Ratings agency Icra says the Reserve Bank may consider a cut in the cash reserve ratio by up to 0.50 per cent in its forthcoming monetary policy but felt credit growth is unlikely to get a boost because of it.
"In light of the seasonal pick-up in credit demand, the Central bank may consider a further reduction in the CRR by 25-50 bps to support economic activity," it said in a note.
Reserve Bank Governor D Subbarao will, however, not touch the policy rate or the repo, rate at which RBI lends to banks, on October 30 when he unveils the half-yearly monetary policy because headline inflation continues to be elevated at 7-7.5 per cent, the agency said.

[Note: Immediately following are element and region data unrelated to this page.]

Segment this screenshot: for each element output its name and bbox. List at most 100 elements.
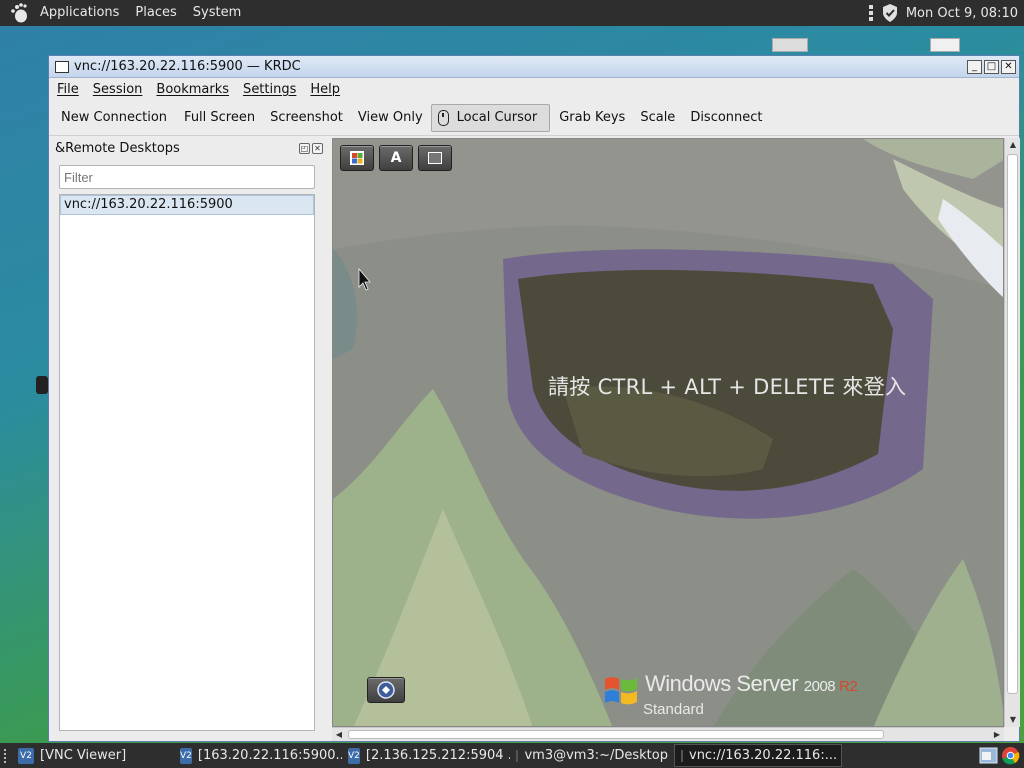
minimize-button[interactable]: _ — [967, 59, 982, 74]
menu-settings[interactable]: Settings — [237, 82, 302, 97]
product-version: 2008 — [803, 678, 836, 695]
menu-bookmarks-mnemonic: B — [156, 81, 166, 97]
square-icon — [428, 152, 442, 164]
menu-file[interactable]: File — [51, 82, 85, 97]
system-menu[interactable]: System — [185, 0, 249, 26]
windows-key-icon — [350, 151, 364, 165]
menu-help-mnemonic: H — [310, 81, 321, 97]
login-instruction: 請按 CTRL + ALT + DELETE 來登入 — [548, 375, 907, 399]
scroll-down-arrow-icon[interactable]: ▼ — [1005, 713, 1021, 727]
remote-desktops-header: &Remote Desktops ◰ ✕ — [53, 136, 323, 160]
float-panel-icon[interactable]: ◰ — [299, 142, 310, 154]
windows-flag-icon — [605, 677, 637, 705]
menu-help-label: elp — [320, 81, 341, 97]
panel-header-buttons: ◰ ✕ — [299, 142, 323, 154]
menubar: File Session Bookmarks Settings Help — [49, 78, 1019, 100]
local-cursor-button[interactable]: Local Cursor — [430, 103, 551, 132]
mouse-icon — [437, 109, 449, 126]
remote-screen-image[interactable] — [333, 139, 1004, 727]
task-label: vm3@vm3:~/Desktop — [524, 748, 668, 763]
menu-session[interactable]: Session — [87, 82, 149, 97]
screenshot-button[interactable]: Screenshot — [263, 104, 350, 131]
full-screen-button[interactable]: Full Screen — [177, 104, 262, 131]
new-connection-button[interactable]: New Connection — [54, 104, 174, 131]
close-button[interactable]: ✕ — [1001, 59, 1016, 74]
desktop-icon-2[interactable] — [930, 38, 960, 52]
menu-help[interactable]: Help — [304, 82, 346, 97]
ease-of-access-icon — [377, 681, 395, 699]
remote-desktops-panel: &Remote Desktops ◰ ✕ vnc://163.20.22.116… — [53, 136, 323, 736]
vertical-scrollbar[interactable]: ▲ ▼ — [1004, 138, 1020, 727]
task-krdc[interactable]: vnc://163.20.22.116:... — [674, 744, 842, 767]
menu-session-mnemonic: S — [92, 81, 102, 97]
window-controls: _ □ ✕ — [967, 59, 1016, 74]
panel-splitter[interactable] — [325, 136, 331, 736]
close-panel-icon[interactable]: ✕ — [312, 142, 323, 154]
toolbar: New Connection Full Screen Screenshot Vi… — [49, 100, 1019, 136]
windows-server-logo: Windows Server 2008 R2 Standard — [601, 667, 881, 723]
local-cursor-label: Local Cursor — [456, 110, 538, 125]
tray-dots-icon[interactable] — [866, 4, 876, 22]
top-right-area: Mon Oct 9, 08:10 — [866, 3, 1024, 23]
desktop-icon-1[interactable] — [772, 38, 808, 52]
minimize-toolbar-button[interactable] — [418, 145, 452, 171]
show-desktop-handle-icon[interactable] — [4, 748, 8, 763]
text-a-icon: A — [390, 150, 402, 166]
remote-desktop-view[interactable]: A 請按 CTRL + ALT + DELETE 來登入 Windows Ser… — [332, 138, 1004, 727]
applications-menu[interactable]: Applications — [32, 0, 127, 26]
disconnect-button[interactable]: Disconnect — [683, 104, 769, 131]
window-app-icon — [55, 60, 69, 73]
vertical-scroll-thumb[interactable] — [1007, 154, 1018, 694]
desktop-icon-3[interactable] — [36, 376, 48, 394]
gnome-foot-icon[interactable] — [8, 2, 30, 24]
menu-session-label: ession — [101, 81, 143, 97]
vnc-icon: V2 — [18, 747, 34, 764]
krdc-window: vnc://163.20.22.116:5900 — KRDC _ □ ✕ Fi… — [48, 55, 1020, 742]
chrome-icon[interactable] — [1001, 746, 1020, 765]
connection-list[interactable]: vnc://163.20.22.116:5900 — [59, 194, 315, 731]
task-label: [163.20.22.116:5900... — [197, 748, 342, 763]
menu-file-label: ile — [63, 81, 79, 97]
places-menu[interactable]: Places — [127, 0, 184, 26]
connection-list-item[interactable]: vnc://163.20.22.116:5900 — [60, 195, 314, 215]
window-title: vnc://163.20.22.116:5900 — KRDC — [74, 59, 301, 74]
scale-button[interactable]: Scale — [633, 104, 682, 131]
maximize-button[interactable]: □ — [984, 59, 999, 74]
filter-input[interactable] — [59, 165, 315, 189]
scroll-left-arrow-icon[interactable]: ◀ — [332, 728, 346, 742]
text-input-button[interactable]: A — [379, 145, 413, 171]
system-tray — [979, 746, 1020, 765]
vnc-icon: V2 — [180, 747, 192, 764]
product-release: R2 — [839, 678, 858, 695]
menu-bookmarks-label: ookmarks — [165, 81, 230, 97]
task-label: vnc://163.20.22.116:... — [689, 748, 838, 763]
accessibility-button[interactable] — [367, 677, 405, 703]
horizontal-scroll-thumb[interactable] — [348, 730, 884, 739]
terminal-icon — [516, 749, 519, 762]
remote-desktops-title: &Remote Desktops — [55, 140, 180, 156]
top-panel: Applications Places System Mon Oct 9, 08… — [0, 0, 1024, 26]
task-label: [VNC Viewer] — [40, 748, 127, 763]
menu-settings-label: ettings — [251, 81, 297, 97]
task-vnc-session-2[interactable]: V2 [2.136.125.212:5904 ... — [342, 744, 510, 767]
shield-icon[interactable] — [880, 3, 900, 23]
clock[interactable]: Mon Oct 9, 08:10 — [906, 6, 1018, 21]
product-name-line: Windows Server 2008 R2 — [645, 671, 858, 697]
window-titlebar[interactable]: vnc://163.20.22.116:5900 — KRDC _ □ ✕ — [49, 56, 1019, 78]
product-edition: Standard — [643, 701, 704, 718]
menu-bookmarks[interactable]: Bookmarks — [150, 82, 235, 97]
product-name: Windows Server — [645, 671, 799, 696]
horizontal-scrollbar[interactable]: ◀ ▶ — [332, 727, 1004, 741]
workspace-switcher-icon[interactable] — [979, 746, 998, 765]
scroll-up-arrow-icon[interactable]: ▲ — [1005, 138, 1021, 152]
vnc-icon: V2 — [348, 747, 360, 764]
task-vnc-session-1[interactable]: V2 [163.20.22.116:5900... — [174, 744, 342, 767]
window-icon — [681, 749, 683, 762]
windows-key-button[interactable] — [340, 145, 374, 171]
grab-keys-button[interactable]: Grab Keys — [552, 104, 632, 131]
task-terminal[interactable]: vm3@vm3:~/Desktop — [510, 744, 674, 767]
task-vnc-viewer[interactable]: V2 [VNC Viewer] — [12, 744, 174, 767]
scroll-right-arrow-icon[interactable]: ▶ — [990, 728, 1004, 742]
view-only-button[interactable]: View Only — [351, 104, 430, 131]
taskbar: V2 [VNC Viewer] V2 [163.20.22.116:5900..… — [0, 743, 1024, 768]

"With headline inflation expected to average 7.5-7.7 per cent in the current fiscal, the space available for further monetary easing is likely to be limited to around 50 bps over the remainder of 2012-13".
Pressure is growing on the RBI to cut rates and do its bit to prop up the sagging growth, especially following a slew of reform measures from the Finance Ministry which also included actions to curb the high fiscal deficit.
However, any cut in CRR is unlikely to help boost credit growth, Icra said, adding inhibiting factors like high government borrowings and muted deposit growth will make it difficult for the banking system to achieve the RBI's target of 17
"Even as more banks are expected to lower their base lending rates in H2, FY13, to improve credit growth and also partly pass on the likely benefit of monetary actions by RBI, non-food credit growth is expected to remain lower than the RBI's indicative growth projection of 17 per cent for FY13," it said.
Reacting to the recent RBI actions, especially the cut in CRR, some banks have slashed their base rates while many have announced a reduction in spreads in loan categories.
Banks' deposit growth has been slow during the fiscal and has also been impacted by a Finance Ministry's advise not to go in for high-cost bulk deposits, Icra said.
On inflation, the agency expects the headline number to shoot up to 8 per cent by December on high crude prices and the rupee volatility, but cool off in Q4 of the fiscal.
Icra maintained its GDP growth estimate of 5.7 per cent for FY13 as against 6.5 per cent last fiscal.